I looked up on YouTube on how to do it. It seemed simple enough. Mark this. Cut that. Sew seam. So I did all that—only I did it backwards. This facilitated cutting more seams and sewing it all back together again and when I did all this some inches had been lost in various areas–butt, crotch, waist, but not the length. They were long enough just not in the right places.
This fiasco did not daunt me. I continued to sew. I lost needles and pins only to step on them later. I was covered in thread. My command of the pedal resembled a student driver—lurching forward at 50 mph then slowing to a snail pace and everywhere in between.
I almost lost a finger while vacuuming up my sewing mess. A loose piece of thread wrapped around the vacuum’s roller and when I tried to get it out, it garroted my finger. It happened so fast that by the time I turned the vacuum off my finger had turned blue.
I remained undaunted. Next on my project list was a vest. The pattern I’d chosen seemed simple enough. In sewing there’s a lot of ‘simple enough.’ I showed Layce’s mom the pattern and asked about how to read the algorithm on the back which told you how much fabric I would need. While making place mats I’d been to the fabric store three times for more fabric, more thread, and more bias tape so I wanted to save time and gas and get the right amount of everything because it always seemed I had too much of this and not enough of that.
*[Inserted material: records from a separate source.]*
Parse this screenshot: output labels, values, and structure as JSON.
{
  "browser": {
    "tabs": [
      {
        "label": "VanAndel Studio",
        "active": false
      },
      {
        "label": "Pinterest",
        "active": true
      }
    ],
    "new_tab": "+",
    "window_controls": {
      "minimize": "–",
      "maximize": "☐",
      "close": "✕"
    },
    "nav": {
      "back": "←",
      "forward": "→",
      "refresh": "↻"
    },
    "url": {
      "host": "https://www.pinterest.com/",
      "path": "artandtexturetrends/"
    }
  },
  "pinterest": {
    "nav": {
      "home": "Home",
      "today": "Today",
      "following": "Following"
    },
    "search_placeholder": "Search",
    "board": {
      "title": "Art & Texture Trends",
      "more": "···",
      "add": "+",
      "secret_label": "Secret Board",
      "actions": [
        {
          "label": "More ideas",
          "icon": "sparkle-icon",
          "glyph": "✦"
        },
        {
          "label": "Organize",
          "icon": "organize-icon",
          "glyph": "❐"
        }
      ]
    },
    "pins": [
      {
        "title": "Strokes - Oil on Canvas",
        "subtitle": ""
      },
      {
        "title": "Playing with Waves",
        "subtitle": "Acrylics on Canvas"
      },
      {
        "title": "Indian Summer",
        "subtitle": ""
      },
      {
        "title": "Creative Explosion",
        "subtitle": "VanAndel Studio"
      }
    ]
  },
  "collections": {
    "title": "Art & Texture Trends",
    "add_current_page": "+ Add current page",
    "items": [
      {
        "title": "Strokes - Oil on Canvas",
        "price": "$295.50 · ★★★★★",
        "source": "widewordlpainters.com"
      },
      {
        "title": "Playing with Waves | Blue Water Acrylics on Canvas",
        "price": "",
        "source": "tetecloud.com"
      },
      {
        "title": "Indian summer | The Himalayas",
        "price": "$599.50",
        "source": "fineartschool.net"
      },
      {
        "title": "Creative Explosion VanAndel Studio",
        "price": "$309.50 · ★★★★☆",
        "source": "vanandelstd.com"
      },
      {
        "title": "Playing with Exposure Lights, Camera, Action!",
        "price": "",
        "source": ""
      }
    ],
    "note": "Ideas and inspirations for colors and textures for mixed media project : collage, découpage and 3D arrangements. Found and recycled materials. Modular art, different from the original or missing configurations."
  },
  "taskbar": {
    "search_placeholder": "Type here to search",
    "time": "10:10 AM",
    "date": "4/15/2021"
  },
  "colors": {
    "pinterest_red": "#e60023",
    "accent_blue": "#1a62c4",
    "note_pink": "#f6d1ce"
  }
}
All of this was received with “Do you have any idea what you’re getting into?”
“No, but that’s the beauty of it. Extreme sewing. You’ve got to start somewhere and just take the leap.”
“That’s sky diving, not sewing,” Layce informed me, tugging at the crotch of her pants.
“Same difference—the moment of truth always arrives. Just look at your palazzo pants.”
P.S. I’ll post a photo of my vest if I ever finish it.